Nomystery is a transportation domain designed to study resource constrained planning
[1,2]. In this domain, a truck moves in a weighted graph; a set of packages must be
transported between nodes; actions move along edges, and load/unload packages; each move
consumes the edge weight in fuel. In brief, Nomystery is a straightforward problem similar
to the ones contained in many IPC benchmarks. Its key feature is that it comes with a
domain-specific optimal solver allowing to control the constrainedness of the
resources. The generator first creates a random connected undirected graph with n nodes,
and it adds k packages with random origins and destinations. The edge weights are
uniformly drawn between 1 and an integer W. The optimal solver computes the minimum
required amount of fuel M, and the initial fuel supply is set to [C ×M], where C ≥1 is a
(float) input parameter of the generator. The parameter C denotes the ratio between the
available fuel vs. the minimum amount required. The problem becomes more constrained when
C approaches 1.

A ubiquitous feature of planning problems is the need to economize limited resources such
as fuel or money. While heuristic search, mostly based on relaxation heuristics, is
currently the superior method for most varieties of planning, its ability to solve
critically resource-constrained problems is limited: relaxation heuristics basically
ignore the resource consumption by actions. Nomystery generator is a nice test domain to
study the behavior of planning algorithms in planning problems with resources.

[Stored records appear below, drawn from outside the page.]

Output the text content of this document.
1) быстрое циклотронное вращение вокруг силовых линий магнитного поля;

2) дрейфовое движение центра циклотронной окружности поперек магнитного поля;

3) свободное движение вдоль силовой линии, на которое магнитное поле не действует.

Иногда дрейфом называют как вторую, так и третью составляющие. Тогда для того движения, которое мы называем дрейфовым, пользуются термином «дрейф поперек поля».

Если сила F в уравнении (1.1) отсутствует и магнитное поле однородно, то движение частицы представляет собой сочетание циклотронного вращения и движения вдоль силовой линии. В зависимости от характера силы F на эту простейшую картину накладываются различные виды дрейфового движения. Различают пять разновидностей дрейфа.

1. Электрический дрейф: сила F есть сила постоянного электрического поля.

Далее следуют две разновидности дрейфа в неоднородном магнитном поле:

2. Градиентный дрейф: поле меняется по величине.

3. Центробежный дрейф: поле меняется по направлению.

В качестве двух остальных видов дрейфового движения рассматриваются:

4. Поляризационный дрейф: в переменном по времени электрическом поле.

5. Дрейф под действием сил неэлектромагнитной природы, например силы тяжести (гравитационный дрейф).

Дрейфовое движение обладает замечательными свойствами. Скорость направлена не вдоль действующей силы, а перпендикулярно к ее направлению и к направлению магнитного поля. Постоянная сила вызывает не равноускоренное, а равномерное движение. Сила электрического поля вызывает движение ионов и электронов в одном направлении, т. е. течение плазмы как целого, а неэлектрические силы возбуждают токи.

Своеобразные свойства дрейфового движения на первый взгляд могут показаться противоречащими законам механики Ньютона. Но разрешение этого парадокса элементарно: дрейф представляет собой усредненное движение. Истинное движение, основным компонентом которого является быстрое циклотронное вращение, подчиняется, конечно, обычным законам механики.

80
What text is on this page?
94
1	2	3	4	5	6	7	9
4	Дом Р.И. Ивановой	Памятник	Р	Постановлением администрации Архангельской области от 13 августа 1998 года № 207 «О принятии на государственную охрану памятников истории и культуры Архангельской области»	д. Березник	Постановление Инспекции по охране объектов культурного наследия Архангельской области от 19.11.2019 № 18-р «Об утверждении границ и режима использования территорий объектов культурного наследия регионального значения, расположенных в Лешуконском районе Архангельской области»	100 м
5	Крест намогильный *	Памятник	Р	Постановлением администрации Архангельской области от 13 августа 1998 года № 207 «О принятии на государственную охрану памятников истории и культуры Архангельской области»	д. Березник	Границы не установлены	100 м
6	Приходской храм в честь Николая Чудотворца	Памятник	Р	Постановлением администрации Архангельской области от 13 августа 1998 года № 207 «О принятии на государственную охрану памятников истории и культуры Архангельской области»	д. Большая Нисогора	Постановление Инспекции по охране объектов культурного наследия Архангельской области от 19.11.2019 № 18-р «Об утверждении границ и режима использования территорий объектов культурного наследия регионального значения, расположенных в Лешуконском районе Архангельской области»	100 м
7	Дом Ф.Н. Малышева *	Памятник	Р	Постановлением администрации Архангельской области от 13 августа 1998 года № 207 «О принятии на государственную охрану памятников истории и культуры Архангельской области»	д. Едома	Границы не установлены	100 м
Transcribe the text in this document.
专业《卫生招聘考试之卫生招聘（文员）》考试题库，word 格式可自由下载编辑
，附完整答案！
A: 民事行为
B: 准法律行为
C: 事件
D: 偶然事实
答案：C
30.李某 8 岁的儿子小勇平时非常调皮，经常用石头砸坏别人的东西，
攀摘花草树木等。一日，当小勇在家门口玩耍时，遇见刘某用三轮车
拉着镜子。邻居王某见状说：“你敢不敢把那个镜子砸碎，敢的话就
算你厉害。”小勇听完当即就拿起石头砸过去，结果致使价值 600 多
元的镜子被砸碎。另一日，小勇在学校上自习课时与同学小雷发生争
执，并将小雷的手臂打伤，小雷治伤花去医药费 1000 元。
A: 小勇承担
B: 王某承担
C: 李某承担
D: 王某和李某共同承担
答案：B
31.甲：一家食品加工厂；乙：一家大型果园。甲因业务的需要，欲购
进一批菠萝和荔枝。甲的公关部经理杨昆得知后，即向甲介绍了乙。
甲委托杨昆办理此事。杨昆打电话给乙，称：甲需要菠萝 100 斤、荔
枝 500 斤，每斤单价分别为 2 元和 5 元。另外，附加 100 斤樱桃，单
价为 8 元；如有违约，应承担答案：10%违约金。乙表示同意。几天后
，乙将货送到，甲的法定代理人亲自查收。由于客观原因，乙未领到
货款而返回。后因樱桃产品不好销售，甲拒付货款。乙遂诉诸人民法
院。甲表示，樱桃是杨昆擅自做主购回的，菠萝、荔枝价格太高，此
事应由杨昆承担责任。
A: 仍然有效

There are two ways to scale problem difficulty in Nomystery: increasing the number of
packages and locations, and decreasing C. The generator is very fast up to 18 locations
and 18 packages. Two types of encoding can be used for the problems: Hard and
Hard-cost. The only difference is in the action costs. While all actions have a unit cost
in Hard encoding, in Hard-cost version action costs are equal to the amount of fuel
consumed by the action. Therefore, the total cost of a plan for Hard-cost encoding equals
the amount of fuel consumed in the plan. In Hard encoding, problems with 12 locations and
12 packages become quite challenging for state of the art planners when C is close 1
[1]. Hard-cost encoding makes the problems easier for the current planners. The reason is
that the heuristic functions that consider costs are not any more completely ignorant to
the resource consumption of actions. However, this type of encoding is not always feasible
for resource planning; there might be several resources and the cost of the plan might be
different from the amount of the resource consumption. However, our initial experiments
show problems in this encoding with 12 locations and 15 packages become challenging for
current planners when C is close to 1.

From the two versions of the domain we have chosen the non-cost one (cost of the plan and
resource consumption are not related). As the domain creator says, this is the most
difficult one of the two formulations. In addition, it is the less similar to the
Transport domain. According to the domain creator planners find it difficult to solve
problems with more than 12 locations and 12 packages when the constraint on the resource
tends to 1. For the satisficing track, problems 1-10 start with 6 locations and 6 packages
with c=1.5 and each problem increases 1 package and 1 location to the previous one (so
problem 10 has 15 packages and 15 locations). Problems 11-20 also start in 6-6 and
increase parameters by 1, but in this case c=1.1.

For the optimal track, we developed a first version where problems 1-10 start with 2
locations and 1 package with c=1.5 and each problem increases 1 location and 1 package to
the previous one (so problem 10 has 10 packages and 11 locations). Problems 11-20 also
start in 2-1 and increase parameters by 1, but in this case c=1.1. This version resulted
to be quite simple, so we generated a tougher one. We started with 4 locations and 3
packages (last problem had 13 locations and 12 packages) with c=1.5 and c=1.1. That
version was also quite simple, so a third one has been generated. From experiments it
seems the lower the constraint the easier the problems are for the optimal planners: the
search space is pruned quickly as the cost limits the number of applicable actions. Taking
that into account we have generated problems with c=1.1, 1.5 and 2.0. Problems 1-6 have
c=1.1 and start in 9 locations and 8 packages till 14-13. From 7-13 c=1.5, starting in 8
locations and 7 packages. Problems 14-20 are like 7-13 but with c=2.0.